The more threads running, the more 'spread out' this performance is. Only if you assign processor affinity is this changed.

However, if your threads have different priorities, then it balances in favor of the higher priority threads.

An interesting side note is what is now perhaps obsolete technology that I think will return some day - hyper-threading (though I think it will be on an entirely new level with a different name).

There are multiple execution units in modern CPU's - it might seem like a parallel design, and in a way it is. Our CPU's are designed to execute multiple instructions in a stream of instructions, when those instructions are not interdependent. On average, though, there's some occasion when jumps or dependent instructions come up, that it's recognizable that only 1 or 2 execution units can be occupied. In 'standard' CPU's, this means an execution unit or two might go idle for that clock tick.

With hyperthread, the CPU can accept the next instruction of a waiting thread - and schedule unused execution units to act upon it, simulating, for a short time, a dual CPU core.

It doesn't come up often, but about %15 of the time (give or take considerably), it works out such that hyper-threading did give gains (sometimes).

Someday I think our interest in cores will change - we'll have a rank of execution units and the OS will present a collection of threads. The CPU will then dynamically choose how to schedule those threads among the execution units, such that at some times it may act like an 8 core CPU, other times a 6 core, other times a 4 core.....

I have a longer post on the notion around here (two, actually).

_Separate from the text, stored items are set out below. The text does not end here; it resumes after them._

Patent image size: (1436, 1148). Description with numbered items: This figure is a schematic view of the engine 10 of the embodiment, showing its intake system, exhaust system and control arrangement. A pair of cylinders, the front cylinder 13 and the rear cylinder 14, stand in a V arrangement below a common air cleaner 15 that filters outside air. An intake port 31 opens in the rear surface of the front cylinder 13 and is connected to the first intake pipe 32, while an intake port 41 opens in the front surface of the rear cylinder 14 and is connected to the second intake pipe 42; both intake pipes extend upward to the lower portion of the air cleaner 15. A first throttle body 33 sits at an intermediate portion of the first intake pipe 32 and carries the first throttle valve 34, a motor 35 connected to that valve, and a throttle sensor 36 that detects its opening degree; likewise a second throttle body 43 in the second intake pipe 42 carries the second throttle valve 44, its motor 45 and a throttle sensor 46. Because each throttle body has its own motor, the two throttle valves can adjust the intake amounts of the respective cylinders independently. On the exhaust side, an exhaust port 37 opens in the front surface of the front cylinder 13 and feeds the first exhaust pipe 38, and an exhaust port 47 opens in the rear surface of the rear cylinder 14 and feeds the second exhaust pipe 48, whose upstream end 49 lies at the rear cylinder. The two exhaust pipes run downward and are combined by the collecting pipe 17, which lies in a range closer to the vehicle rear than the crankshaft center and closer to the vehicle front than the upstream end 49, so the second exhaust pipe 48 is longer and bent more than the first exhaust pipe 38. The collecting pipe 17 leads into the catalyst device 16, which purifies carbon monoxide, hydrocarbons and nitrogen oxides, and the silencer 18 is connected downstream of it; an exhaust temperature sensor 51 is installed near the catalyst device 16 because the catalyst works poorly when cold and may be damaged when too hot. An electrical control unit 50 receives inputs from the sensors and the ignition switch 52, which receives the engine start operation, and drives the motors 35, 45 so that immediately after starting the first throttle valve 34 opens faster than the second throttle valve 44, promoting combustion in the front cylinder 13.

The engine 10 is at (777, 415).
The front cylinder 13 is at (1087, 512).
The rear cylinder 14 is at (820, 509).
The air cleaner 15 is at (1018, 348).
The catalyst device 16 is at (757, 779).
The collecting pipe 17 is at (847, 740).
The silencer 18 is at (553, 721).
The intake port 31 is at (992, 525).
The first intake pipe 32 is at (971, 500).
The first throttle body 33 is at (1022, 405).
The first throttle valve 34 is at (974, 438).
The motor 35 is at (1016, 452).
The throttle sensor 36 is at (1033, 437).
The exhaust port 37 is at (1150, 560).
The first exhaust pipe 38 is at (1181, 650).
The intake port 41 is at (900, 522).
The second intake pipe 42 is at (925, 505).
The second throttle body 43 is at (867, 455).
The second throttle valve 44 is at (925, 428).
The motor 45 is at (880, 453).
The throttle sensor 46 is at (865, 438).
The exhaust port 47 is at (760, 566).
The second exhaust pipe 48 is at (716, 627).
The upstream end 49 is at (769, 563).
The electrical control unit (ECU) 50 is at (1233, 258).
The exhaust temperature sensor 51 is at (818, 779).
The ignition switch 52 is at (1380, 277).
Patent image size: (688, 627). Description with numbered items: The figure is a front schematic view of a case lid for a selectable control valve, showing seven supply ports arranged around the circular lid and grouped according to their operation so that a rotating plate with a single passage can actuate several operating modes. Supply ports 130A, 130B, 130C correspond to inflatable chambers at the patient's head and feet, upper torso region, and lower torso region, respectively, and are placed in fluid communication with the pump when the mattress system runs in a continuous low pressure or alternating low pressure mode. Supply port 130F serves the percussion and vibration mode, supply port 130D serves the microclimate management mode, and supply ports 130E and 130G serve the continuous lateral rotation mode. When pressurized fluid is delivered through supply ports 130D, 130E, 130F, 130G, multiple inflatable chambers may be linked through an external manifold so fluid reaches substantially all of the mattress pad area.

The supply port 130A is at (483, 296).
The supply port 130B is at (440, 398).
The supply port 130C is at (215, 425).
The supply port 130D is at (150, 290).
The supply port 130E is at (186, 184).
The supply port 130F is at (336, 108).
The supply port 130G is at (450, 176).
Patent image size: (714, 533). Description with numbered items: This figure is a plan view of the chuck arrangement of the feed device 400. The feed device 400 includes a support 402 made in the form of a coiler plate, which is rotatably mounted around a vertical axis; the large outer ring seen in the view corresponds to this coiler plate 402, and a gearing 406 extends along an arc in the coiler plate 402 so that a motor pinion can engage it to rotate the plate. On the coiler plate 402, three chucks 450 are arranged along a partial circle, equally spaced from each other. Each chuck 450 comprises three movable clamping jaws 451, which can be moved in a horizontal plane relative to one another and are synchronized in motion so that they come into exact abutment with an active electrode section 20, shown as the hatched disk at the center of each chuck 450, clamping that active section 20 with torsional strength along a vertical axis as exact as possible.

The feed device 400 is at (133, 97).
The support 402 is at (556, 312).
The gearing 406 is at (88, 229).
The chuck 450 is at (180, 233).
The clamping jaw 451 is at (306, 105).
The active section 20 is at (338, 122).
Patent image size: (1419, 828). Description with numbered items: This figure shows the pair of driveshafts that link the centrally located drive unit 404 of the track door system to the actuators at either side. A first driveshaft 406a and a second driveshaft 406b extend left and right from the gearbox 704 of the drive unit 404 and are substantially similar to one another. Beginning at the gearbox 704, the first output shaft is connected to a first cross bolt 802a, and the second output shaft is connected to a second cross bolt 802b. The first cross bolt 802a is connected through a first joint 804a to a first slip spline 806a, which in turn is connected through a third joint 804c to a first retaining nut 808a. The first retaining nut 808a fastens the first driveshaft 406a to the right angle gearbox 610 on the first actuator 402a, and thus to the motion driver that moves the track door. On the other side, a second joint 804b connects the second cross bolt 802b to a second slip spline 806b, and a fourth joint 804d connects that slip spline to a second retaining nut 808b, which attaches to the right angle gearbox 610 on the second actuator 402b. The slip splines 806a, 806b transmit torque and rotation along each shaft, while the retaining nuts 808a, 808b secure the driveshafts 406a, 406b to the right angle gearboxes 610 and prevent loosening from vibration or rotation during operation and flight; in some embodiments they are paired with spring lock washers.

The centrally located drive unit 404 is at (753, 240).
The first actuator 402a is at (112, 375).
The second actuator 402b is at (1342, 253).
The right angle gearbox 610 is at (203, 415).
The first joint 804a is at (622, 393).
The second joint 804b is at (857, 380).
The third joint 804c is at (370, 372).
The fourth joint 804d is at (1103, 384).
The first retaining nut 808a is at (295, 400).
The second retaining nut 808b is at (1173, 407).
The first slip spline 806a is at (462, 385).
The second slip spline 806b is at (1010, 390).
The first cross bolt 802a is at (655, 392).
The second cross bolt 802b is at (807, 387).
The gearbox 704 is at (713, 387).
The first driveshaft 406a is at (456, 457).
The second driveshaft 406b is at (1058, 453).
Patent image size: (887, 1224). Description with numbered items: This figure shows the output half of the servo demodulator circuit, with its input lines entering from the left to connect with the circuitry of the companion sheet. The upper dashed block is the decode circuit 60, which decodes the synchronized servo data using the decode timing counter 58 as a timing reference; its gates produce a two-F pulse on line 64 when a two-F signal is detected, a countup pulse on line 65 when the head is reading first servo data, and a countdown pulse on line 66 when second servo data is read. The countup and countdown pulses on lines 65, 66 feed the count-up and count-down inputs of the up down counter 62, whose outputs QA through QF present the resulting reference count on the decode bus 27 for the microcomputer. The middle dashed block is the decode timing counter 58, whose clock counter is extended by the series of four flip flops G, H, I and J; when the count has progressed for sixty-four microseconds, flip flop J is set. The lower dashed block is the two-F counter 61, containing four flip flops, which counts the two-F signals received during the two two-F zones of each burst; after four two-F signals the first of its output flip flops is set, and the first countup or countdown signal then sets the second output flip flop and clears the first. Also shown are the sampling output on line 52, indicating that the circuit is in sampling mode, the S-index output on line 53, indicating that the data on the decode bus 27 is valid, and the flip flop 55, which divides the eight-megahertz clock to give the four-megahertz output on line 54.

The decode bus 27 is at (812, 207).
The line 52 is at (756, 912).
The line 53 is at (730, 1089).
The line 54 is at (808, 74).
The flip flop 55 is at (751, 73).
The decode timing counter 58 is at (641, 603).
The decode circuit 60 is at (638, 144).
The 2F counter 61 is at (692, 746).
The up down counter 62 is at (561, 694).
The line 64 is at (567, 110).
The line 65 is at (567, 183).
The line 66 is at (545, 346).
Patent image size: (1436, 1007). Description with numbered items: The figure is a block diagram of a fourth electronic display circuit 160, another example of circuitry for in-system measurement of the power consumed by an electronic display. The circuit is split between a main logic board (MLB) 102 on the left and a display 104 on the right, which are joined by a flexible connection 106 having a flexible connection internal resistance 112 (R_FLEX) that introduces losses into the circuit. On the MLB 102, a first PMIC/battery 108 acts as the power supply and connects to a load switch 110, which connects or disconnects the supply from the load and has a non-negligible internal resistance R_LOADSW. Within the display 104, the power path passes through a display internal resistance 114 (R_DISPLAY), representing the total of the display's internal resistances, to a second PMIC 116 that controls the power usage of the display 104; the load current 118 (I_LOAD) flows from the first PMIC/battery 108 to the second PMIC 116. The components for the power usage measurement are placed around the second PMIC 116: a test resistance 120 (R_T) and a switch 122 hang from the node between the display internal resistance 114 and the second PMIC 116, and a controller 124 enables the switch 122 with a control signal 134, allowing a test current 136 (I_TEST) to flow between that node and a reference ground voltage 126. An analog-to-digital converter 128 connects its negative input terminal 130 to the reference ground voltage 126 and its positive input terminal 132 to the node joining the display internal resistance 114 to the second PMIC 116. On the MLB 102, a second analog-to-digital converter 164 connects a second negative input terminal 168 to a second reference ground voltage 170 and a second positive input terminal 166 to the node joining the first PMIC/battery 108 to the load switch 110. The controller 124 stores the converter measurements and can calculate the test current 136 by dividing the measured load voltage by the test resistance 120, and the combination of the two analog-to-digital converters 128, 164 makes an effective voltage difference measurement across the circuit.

In addition to what JVene mentioned, the OS thread scheduler will assign the CPU on which the thread runs. In general, once the thread is assigned to a CPU it generally will continue to run on that same CPU for the life of the thread. This sort of scheduling task is the sort of thing best handled by the scheduler and can change from OS version to OS version.

I don't think u need to consider the dual-core problem when u r programming. because your programs in linux/windows are pretty high level application programs. everything about dual-core sync will be done by OS or driver, not by your code.

only when you r programming under special embedded system. that OS provides you the functions (like API) to control the processing of using/sync... different processors (for instance, dual-core).

I guess in more general case apps have to be written for multicore processors to use all cores efficiently.

Here's an article about TPL library which is going to help in distributing workload evenly between all available cores:
http://msdn.microsoft.com/msdnmag/issues/07/10/futures/default.aspx?loc=ren

Yes, and it can be very easy to do.

An example would be a ray-tracing application which uses a number of threads to calculate the lines of an image - one thread per core, each thread would do a line or even a pixel.